In comments earlier Monday, State Department spokesperson Jen Psaki declared: “Just because the Syrian regime may be taking on Islamic State ... it certainly doesn’t mean we’re on the same side of the coin here.”
Such statements indicate that an intervention against ISIS could be used to take forward Washington’s objective of regime change in Damascus. The immediate prospect that looms is armed clashes between the Syrian air force and US war planes.
In just one of the many admissions that US policy is wracked by glaring contradictions, Fox News commented: “[A] US campaign to weaken the Islamic State militants could actually strengthen a leader the White House has sought to push from office. Obama could try to counteract that awkward dynamic by also targeting Assad’s forces, though that could drag the US into the bloody, complex conflict.”
The US and its European allies pulled back last September from launching a massive air assault on the Assad regime in the face of popular opposition at home and concerns over a confrontation with Russia and Iran, which both back Assad. Barely a year later, the Obama administration is preparing to launch military operations in Syria, where Iran is believed to have significant military forces and when relations with Russia have dramatically deteriorated due to the crisis in Ukraine. Moreover, there remains no support in the American population for a new war in the Middle East.

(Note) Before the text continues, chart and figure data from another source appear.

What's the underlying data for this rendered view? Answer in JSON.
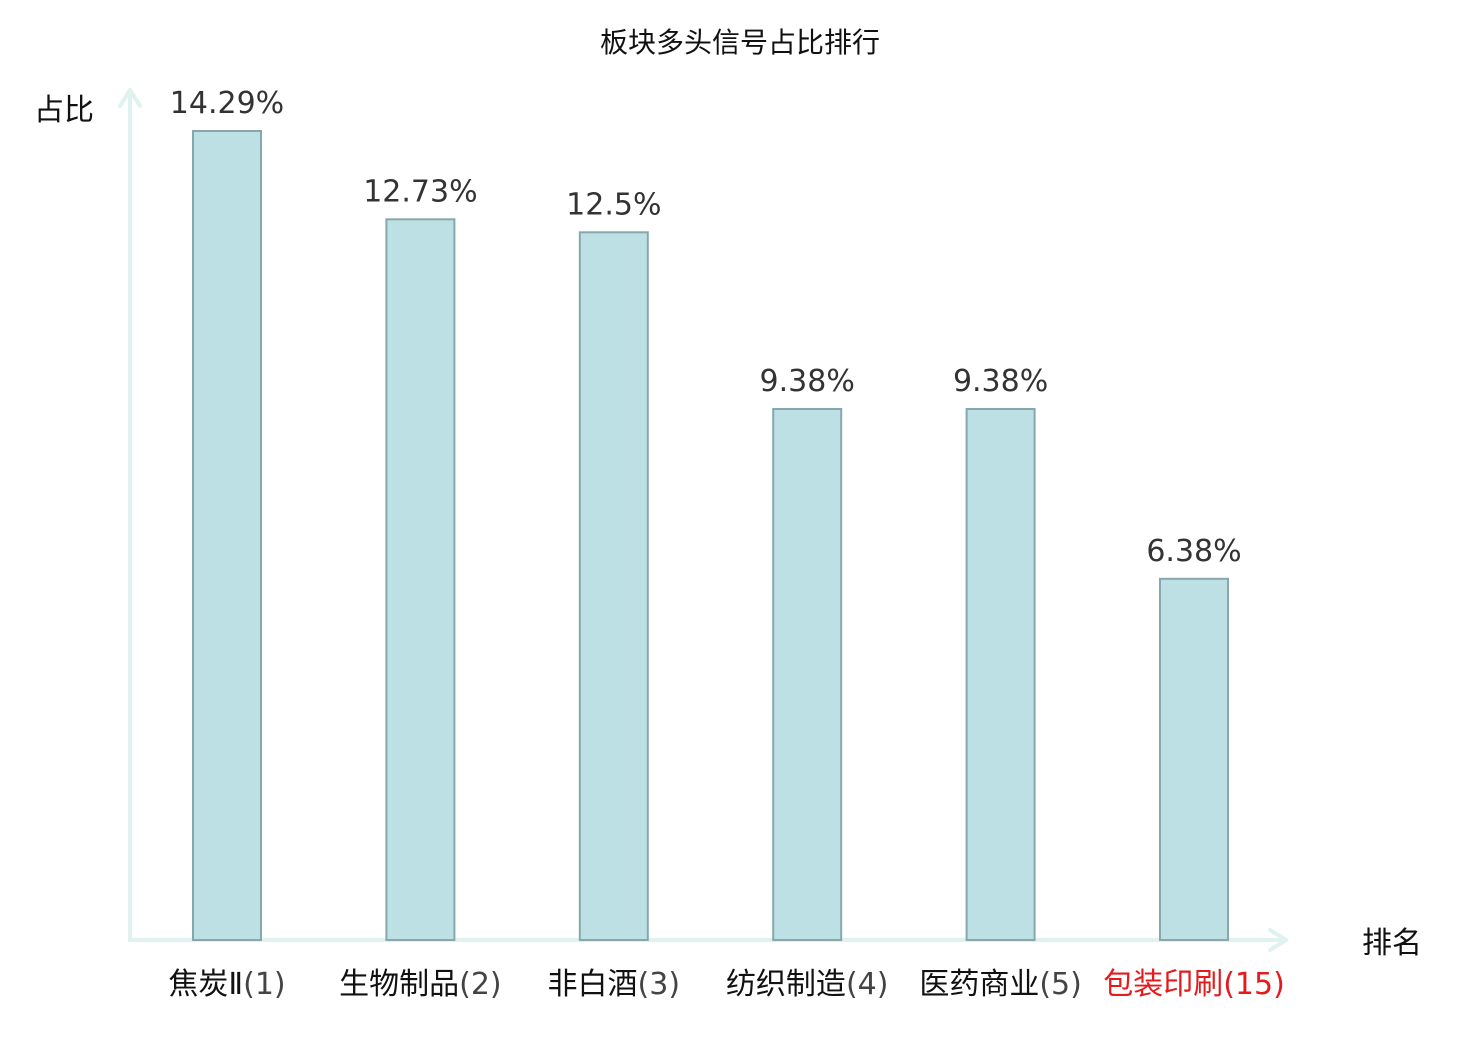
{
  "chart_data": {
    "type": "bar",
    "title": "板块多头信号占比排行",
    "xlabel": "排名",
    "ylabel": "占比",
    "categories": [
      "焦炭Ⅱ(1)",
      "生物制品(2)",
      "非白酒(3)",
      "纺织制造(4)",
      "医药商业(5)",
      "包装印刷(15)"
    ],
    "values": [
      14.29,
      12.73,
      12.5,
      9.38,
      9.38,
      6.38
    ],
    "value_labels": [
      "14.29%",
      "12.73%",
      "12.5%",
      "9.38%",
      "9.38%",
      "6.38%"
    ],
    "category_name_parts": [
      "焦炭Ⅱ",
      "生物制品",
      "非白酒",
      "纺织制造",
      "医药商业",
      "包装印刷"
    ],
    "category_rank_parts": [
      "(1)",
      "(2)",
      "(3)",
      "(4)",
      "(5)",
      "(15)"
    ],
    "highlight_index": 5,
    "ylim": [
      0,
      14.29
    ],
    "grid": false,
    "legend": "none"
  },
  "colors": {
    "bar_fill": "#bce0e3",
    "bar_stroke": "#86a8ac",
    "axis": "#e0f2f0",
    "text": "#111111",
    "value_text": "#333333",
    "rank_text": "#444444",
    "highlight": "#e41a1c"
  }
}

Russian Foreign Minister Sergey Lavrov stated yesterday that the US and its allies had “to choose what is more important: to change the regime, and satisfy personal antipathies with the risk that the situation will crumble, or find pragmatic ways to join efforts against the common threat.”
The Obama administration has ruled out working with the Assad regime and is leaving open the option of military operations in support of regime change. At the same time, the White House has flatly rejected any suggestion that it requires congressional approval to open a war in Syria, which would rapidly accelerate regional and international tensions.